Dissatisfaction in the relationship
There are very few relationships in which both partners are completely satisfied. Take a look around you and get an overview. The knowledge may be shocking, but it is real. Dissatisfaction in the relationship is common. Everyone has one or the other to criticize in their relationship.
Dissatisfaction in the relationship can appear in different areas of life
The discontent can arise about living together in the same household. For example, the partner could be frustrated because her darling is not helping or doing too little household chores. He, on the other hand, may complain because she doesn’t support him in building his career. There may be financial reasons, such as B. Different views on spending and income etc.
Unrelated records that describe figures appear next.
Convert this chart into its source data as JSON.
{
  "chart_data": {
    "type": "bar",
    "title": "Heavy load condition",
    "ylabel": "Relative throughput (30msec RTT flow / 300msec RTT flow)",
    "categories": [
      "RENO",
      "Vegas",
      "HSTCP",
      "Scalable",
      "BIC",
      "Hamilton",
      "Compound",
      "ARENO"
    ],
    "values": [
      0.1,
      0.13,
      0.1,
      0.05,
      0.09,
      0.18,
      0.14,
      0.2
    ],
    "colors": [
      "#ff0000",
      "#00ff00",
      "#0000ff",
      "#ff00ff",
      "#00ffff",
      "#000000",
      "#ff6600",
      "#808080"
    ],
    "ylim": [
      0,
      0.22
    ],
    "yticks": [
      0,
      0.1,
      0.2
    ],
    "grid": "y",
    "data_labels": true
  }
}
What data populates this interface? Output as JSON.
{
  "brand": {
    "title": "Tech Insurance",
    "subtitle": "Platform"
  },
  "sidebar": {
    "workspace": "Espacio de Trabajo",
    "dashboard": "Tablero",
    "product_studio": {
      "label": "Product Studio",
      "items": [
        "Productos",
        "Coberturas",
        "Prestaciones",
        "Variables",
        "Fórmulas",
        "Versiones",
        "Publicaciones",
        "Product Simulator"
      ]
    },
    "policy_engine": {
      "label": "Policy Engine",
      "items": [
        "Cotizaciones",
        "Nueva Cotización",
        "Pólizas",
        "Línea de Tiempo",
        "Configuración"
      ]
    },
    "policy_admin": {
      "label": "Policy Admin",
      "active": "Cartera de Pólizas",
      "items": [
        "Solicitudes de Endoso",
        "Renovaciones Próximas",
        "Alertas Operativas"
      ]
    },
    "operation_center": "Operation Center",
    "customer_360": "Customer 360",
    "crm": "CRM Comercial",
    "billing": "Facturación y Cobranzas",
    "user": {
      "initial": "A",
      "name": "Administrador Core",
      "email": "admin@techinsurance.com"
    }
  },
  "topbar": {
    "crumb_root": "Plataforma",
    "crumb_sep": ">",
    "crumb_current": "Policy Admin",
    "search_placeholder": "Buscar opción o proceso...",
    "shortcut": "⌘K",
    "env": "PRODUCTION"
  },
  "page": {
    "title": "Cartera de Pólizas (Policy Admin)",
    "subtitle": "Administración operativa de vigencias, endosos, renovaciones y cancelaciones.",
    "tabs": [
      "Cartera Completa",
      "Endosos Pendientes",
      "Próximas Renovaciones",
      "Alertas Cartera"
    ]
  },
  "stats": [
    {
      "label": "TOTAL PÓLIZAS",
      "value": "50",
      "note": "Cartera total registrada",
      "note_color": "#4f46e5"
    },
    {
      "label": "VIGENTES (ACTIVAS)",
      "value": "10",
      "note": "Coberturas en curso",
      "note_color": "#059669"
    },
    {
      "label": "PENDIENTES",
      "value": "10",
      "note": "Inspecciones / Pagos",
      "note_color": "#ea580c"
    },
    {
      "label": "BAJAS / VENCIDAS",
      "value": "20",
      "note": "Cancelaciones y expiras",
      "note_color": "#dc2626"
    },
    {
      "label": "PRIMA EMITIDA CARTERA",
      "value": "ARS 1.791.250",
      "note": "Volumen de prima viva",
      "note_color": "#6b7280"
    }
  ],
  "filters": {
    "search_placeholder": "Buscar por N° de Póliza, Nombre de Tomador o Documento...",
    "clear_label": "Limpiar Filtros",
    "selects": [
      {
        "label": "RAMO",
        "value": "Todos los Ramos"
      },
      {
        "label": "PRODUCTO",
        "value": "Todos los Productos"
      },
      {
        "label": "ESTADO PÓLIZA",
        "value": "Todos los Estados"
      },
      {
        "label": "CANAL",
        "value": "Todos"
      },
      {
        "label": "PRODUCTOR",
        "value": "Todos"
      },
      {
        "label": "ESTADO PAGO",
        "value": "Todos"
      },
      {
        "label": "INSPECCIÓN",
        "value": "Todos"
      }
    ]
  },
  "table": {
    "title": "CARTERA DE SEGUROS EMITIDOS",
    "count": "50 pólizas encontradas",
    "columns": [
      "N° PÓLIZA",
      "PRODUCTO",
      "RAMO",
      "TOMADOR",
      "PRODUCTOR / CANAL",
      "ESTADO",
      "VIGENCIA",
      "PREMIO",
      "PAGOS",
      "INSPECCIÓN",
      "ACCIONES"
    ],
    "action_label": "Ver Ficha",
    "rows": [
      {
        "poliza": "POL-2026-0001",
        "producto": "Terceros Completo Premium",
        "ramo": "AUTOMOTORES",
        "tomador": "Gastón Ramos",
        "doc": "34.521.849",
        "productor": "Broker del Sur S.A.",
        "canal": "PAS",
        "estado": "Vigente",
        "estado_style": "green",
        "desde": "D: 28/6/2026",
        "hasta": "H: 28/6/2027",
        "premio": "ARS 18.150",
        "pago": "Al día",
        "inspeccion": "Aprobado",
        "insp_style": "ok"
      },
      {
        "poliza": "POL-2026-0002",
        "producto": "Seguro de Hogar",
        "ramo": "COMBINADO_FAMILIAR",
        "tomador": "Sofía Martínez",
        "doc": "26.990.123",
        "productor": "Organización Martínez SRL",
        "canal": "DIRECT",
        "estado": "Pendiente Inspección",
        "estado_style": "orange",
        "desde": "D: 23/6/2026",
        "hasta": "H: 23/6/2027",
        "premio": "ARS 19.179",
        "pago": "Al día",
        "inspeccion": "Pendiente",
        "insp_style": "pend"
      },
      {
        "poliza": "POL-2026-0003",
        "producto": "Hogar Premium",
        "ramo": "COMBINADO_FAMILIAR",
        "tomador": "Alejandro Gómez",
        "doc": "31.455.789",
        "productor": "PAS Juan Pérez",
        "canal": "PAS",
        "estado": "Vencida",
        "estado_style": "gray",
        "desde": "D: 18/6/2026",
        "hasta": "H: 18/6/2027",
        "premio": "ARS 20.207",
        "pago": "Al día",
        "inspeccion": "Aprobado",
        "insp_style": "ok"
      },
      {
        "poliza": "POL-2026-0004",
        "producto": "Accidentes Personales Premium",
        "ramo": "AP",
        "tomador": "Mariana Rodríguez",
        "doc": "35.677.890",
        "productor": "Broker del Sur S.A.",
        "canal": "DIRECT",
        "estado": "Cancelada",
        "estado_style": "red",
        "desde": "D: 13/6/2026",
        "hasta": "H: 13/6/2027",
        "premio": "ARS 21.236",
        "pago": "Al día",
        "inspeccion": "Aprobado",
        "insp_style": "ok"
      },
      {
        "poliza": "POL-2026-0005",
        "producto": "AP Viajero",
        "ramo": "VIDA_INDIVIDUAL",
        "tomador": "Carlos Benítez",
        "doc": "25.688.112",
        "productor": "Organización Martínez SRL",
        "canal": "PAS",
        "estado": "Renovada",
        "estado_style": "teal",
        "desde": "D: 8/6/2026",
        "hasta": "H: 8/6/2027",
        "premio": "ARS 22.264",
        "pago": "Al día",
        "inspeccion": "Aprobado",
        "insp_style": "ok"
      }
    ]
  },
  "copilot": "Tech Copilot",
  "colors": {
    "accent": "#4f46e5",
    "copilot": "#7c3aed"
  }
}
You hear complaints about complaints and you may ask, why do people stay together with so much whining and suffering?
The causes of dissatisfaction in the relationship can also be emotional. “She doesn’t care if I’m unhappy,” he complains, and she will reply that he doesn’t care how she feels either. Achieving physical satisfaction is now also a long way off.
Going out together to have fun together has long been a thing of the past. Instead, you sit at home in front of the telly and somehow kill time. Some even fear the holidays, on which they have to spend the whole day with the partner. There are doubts about mutual friendship and countless complaints about suffering have piled up, but nobody feels responsible.
But why doesn’t communication with each other work anymore? Why are couples not happy with each other? Why did the relationship dissatisfaction arise at all? It is not always easy to answer these questions. However, this problem can be solved with little effort.
Both should sit down together and put everything that they feel depressed on paper. Then they should exchange their notes and talk to each other about any problems. Now they should decide to do everything possible to please the others. Both should take a month to do this and, if there is still a problem, talk about it again after a month. They should keep talking this month and make a firm decision to bring their relationship back to life in order to become a happy, exemplary couple again. This decision alone will change a lot.
P.S. Did you like what you read? Then I highly suggest to take a look at my book SHATTERED you can get it on Amazon.